If I didn’t engage in the self-care practices that I’ve been following for the last 15 years I’ve been a school administrator, I wouldn’t still be in the profession. To do the job and not completely stress out, I simply can’t do without them.

I became principal of Niles West High School in the 2019-20 school year, so I don’t know what the job there is like outside the pandemic. But I do know that I’ve increased my focus on self-care and deepened my practice around a lot of the things I’ve traditionally done. The uncertainty of everything just increases the stress. We start to think things are getting better, then something major—like a new variant—comes along. There’s this ebb and flow of feeling like life is improving, and then it’s not. You take the word “normal” with a grain of salt now.
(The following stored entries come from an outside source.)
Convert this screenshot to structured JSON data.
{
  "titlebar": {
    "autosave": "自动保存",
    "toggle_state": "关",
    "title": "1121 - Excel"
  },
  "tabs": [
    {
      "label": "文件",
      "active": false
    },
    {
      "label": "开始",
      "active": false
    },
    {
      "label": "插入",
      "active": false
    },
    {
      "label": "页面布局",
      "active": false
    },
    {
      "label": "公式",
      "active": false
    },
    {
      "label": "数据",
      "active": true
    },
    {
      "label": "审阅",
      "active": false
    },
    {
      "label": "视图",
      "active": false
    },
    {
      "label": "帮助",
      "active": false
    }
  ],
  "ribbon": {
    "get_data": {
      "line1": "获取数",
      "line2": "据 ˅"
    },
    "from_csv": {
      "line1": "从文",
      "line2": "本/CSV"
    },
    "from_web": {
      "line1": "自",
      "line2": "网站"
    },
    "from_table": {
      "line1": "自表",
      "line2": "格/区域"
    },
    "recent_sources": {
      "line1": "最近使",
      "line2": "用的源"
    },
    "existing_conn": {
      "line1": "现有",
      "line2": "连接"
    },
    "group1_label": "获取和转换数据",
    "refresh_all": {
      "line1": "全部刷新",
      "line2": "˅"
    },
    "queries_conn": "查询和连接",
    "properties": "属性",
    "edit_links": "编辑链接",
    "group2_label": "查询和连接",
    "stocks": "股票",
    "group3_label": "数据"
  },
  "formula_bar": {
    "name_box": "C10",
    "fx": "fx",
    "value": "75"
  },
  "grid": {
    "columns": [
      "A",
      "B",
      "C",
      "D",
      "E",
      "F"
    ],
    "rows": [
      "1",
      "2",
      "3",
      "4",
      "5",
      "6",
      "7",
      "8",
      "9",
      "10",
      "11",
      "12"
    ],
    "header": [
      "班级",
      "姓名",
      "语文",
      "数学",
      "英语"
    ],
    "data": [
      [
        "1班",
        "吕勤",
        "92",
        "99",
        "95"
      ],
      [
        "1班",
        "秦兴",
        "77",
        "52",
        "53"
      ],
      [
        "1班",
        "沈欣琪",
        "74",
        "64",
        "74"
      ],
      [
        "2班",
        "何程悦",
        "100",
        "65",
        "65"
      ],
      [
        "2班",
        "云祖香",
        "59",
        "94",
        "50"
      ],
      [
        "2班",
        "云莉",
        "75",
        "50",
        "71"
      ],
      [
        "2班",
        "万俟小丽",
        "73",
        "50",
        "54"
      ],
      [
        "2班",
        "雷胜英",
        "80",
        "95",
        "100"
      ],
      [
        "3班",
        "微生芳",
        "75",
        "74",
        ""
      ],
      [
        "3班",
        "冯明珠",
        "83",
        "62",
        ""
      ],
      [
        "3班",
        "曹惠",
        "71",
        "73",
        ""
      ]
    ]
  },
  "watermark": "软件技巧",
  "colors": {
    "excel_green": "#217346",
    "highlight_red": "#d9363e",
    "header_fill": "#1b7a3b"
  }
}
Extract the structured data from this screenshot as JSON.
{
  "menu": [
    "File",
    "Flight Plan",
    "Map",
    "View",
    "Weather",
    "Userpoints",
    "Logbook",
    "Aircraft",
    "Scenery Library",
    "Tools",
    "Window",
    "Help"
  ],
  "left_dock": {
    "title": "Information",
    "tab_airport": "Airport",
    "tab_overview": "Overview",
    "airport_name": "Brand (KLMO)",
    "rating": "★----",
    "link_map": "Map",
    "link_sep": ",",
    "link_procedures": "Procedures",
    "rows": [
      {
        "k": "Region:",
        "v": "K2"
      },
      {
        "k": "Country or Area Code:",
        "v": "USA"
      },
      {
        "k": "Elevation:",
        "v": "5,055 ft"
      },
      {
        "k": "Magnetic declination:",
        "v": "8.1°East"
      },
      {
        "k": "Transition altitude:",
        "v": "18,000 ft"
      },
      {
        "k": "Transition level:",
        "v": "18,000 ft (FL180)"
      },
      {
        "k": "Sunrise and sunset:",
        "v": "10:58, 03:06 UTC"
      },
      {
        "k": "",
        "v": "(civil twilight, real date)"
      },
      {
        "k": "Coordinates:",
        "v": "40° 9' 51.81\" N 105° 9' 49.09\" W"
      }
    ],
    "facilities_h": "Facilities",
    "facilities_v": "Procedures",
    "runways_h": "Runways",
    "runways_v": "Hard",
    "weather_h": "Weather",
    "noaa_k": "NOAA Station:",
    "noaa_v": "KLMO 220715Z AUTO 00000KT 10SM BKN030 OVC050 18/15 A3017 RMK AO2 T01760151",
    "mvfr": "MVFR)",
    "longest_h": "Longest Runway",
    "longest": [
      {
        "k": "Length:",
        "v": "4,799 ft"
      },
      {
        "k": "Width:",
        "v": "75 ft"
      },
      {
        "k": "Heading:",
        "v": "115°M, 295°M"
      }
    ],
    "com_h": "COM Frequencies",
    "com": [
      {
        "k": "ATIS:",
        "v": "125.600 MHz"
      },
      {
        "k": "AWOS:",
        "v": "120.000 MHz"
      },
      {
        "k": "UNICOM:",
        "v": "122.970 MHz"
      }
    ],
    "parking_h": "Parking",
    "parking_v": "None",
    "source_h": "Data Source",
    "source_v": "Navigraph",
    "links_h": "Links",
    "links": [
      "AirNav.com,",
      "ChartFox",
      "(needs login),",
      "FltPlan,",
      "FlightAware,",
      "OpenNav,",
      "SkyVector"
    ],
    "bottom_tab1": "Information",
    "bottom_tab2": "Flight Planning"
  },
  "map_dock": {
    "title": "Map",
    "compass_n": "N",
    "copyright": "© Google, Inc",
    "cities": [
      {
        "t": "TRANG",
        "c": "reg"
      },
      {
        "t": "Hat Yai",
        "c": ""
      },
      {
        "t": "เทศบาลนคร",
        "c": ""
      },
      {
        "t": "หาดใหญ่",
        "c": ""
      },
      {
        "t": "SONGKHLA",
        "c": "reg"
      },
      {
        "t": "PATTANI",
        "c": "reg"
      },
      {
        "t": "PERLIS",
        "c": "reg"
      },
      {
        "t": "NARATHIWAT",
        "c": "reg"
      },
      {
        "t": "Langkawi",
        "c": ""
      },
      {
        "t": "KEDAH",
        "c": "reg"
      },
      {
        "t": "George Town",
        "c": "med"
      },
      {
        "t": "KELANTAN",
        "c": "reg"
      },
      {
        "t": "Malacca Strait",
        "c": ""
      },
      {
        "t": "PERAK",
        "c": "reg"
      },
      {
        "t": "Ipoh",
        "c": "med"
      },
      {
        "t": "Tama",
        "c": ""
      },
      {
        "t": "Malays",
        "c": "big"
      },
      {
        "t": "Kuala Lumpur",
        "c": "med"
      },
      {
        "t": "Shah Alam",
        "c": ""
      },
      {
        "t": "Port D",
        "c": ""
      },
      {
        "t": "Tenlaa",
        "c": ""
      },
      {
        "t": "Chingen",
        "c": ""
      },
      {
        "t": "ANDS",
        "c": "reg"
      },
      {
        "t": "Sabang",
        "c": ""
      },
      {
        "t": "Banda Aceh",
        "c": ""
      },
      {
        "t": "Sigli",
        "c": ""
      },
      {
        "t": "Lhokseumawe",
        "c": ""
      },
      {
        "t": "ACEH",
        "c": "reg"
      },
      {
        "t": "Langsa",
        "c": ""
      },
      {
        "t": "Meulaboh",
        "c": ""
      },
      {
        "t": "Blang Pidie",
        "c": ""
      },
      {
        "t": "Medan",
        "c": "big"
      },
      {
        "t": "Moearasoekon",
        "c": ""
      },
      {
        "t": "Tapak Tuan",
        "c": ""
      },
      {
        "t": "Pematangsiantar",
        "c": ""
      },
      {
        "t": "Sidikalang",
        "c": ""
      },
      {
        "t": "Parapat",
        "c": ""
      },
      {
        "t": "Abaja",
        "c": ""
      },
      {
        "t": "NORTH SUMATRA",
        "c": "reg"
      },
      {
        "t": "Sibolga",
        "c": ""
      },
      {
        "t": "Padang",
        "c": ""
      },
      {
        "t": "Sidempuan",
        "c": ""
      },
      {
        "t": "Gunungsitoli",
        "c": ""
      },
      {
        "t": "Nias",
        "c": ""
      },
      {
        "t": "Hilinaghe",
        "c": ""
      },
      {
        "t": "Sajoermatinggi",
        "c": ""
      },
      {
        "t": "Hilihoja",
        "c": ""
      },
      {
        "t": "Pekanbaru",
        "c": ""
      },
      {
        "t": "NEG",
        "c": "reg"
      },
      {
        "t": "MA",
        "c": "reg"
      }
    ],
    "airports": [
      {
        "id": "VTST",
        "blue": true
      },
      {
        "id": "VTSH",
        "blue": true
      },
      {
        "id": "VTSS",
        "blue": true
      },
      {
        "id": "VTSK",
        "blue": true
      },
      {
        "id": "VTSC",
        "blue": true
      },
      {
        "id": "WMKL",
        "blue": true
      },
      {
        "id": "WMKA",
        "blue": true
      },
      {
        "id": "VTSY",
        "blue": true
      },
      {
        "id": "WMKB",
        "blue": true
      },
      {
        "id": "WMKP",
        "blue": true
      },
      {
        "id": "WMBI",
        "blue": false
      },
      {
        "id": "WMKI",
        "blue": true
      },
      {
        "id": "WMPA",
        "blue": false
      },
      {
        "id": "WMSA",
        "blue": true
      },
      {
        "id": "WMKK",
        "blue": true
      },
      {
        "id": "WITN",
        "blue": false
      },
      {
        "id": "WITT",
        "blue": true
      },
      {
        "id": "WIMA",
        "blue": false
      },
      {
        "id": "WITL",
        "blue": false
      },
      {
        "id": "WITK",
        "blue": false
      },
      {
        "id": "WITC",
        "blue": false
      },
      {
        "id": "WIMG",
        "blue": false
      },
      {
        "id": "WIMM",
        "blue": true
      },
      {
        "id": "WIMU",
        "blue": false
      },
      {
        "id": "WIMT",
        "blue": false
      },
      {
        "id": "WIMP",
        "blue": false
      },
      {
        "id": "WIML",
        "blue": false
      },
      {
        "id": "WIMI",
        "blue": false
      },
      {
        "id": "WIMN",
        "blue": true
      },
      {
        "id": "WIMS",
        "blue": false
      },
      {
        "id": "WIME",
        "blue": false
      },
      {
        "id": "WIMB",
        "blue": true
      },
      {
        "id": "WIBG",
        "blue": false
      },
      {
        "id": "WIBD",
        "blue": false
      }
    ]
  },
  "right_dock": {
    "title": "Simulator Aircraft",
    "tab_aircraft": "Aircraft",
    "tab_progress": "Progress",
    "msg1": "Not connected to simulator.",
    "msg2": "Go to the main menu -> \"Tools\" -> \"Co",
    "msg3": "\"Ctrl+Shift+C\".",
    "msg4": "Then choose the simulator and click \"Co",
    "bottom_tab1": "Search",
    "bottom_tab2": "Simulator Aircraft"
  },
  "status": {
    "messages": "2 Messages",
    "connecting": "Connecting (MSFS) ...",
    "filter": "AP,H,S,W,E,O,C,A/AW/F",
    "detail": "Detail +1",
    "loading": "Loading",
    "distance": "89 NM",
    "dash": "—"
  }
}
For my school leader colleagues, I want to share some of the things I do to reduce stress and feel better prepared to tackle the challenges of being a principal.

  • Number one is meditation. I meditate every night before I go to bed, and then to supplement that, I do it in the morning, too. I use an app called Insight Timer, and I can see that I have a streak of 556 consecutive days of meditating right now.
  • Proper breathing is important to minimize stress. One thing I did at school was hire a breathing coach who will do some staff development for our teachers so they can learn breathing strategies to reduce stress. Teachers can then teach this breath work to their students. I also do yoga, which involves breathing exercises as well.
  • Getting enough sleep is a must. Even though I often work into the evenings to catch up with everything, I make sure I go to bed early enough to get at least seven hours of sleep.
  • Every morning, I write in my journal to clear my mind and to focus. I also keep a gratitude journal. Every night, I write three good things that happened that day.
  • Limiting technology use helps. As principals, we are expected to be available 24/7. I have removed social media apps from my phone, set times to respond to emails, and scheduled time to read educational blogs or watch webinars. I have turned off all notifications on my phone besides calls and text messages so I can check my phone when I have time, instead of checking it every time there’s a notification.
  • For my family—my husband and my two kids—I schedule one weekend getaway per month. We do road trips within about a four-hour drive. It’s been nice to see something new, drive with my family, play some games in the car, and spend time away with each other.

Self-care is important for all the staff in our school, and I have promoted it in various ways. When we first pivoted to remote learning, I proposed that my staff take a page from the French. In France, work email on weekends and evenings is limited by law so people can disengage and disconnect. I wanted to give everyone their time back. When you’re working from home, it can feel like you’re working around the clock, and you’re constantly at your computer. I wanted to change that.

I’ve always told my teachers we should practice self-care, but what if they don’t know what to do? I felt it was important to teach some of it in school and model it. If I just say “self-care,” some may wonder “What does that even mean?”

One thing I learned from the teachers is that they needed permission to be a little bit more flexible. I don’t expect them to teach by the book and bell to bell like they used to. It’s a different time, and we have different priorities. If that means not assigning homework every night or changing lessons so as not to bring home a ton of work, then that’s OK. Some of them needed to hear that.

Of course, this year has been especially hard on students. When people don’t feel safe because of the pandemic and they’re worried and stressed out, they start to feel unsafe in other ways. We have a lot of kids saying they don’t have a strong sense of belonging, partly because they didn’t attend school in person last year. When we first returned to the building, we had some kids who were anxious. We’ve been focusing on their social and emotional learning and making sure they know we care. The priority now is to get to know them and build strong relationships, which hopefully will build a strong school culture.

Part of self-care is being kind and compassionate to yourself as well as to others. But I think that’s something that many of us, and especially principals and assistant principals, neglect. We’re so focused on taking care of others and showing them compassion that we don’t practice enough self-compassion and self-kindness.

I hope that the more we practice kindness, positivity, and care for ourselves the less stressed we will all be.

About the Author

Dr. Karen Ritter is the principal of Niles West High School in Skokie, IL. Follow her on Twitter (@kritter12345).


  • Sarah McRoberts says:

    Thank you for this blog post! My first year as a principal was last year and in a new school. What a learning curve! I’m still struggling this year, but I’ve put a few things into motion that are helping me take care of myself better like walking, meal prepping on Sundays, and gratitude journaling. I’m going to try your breathing suggestion next. Thank you for this reminder that we all need this no matter how long we’ve been an administrator! This encourages me to keep making sure I keep up the habit of taking time out to take care of my well-being.

  • Julie says:

    Thank you for this! I think it’s also important for staff members to see the principal setting these limits and practicing self-care. If we tell them to do it, but then we don’t model it ourselves, how can we expect them to really take care of themselves. We can’t! We have to model it so they feel permission to do so, too.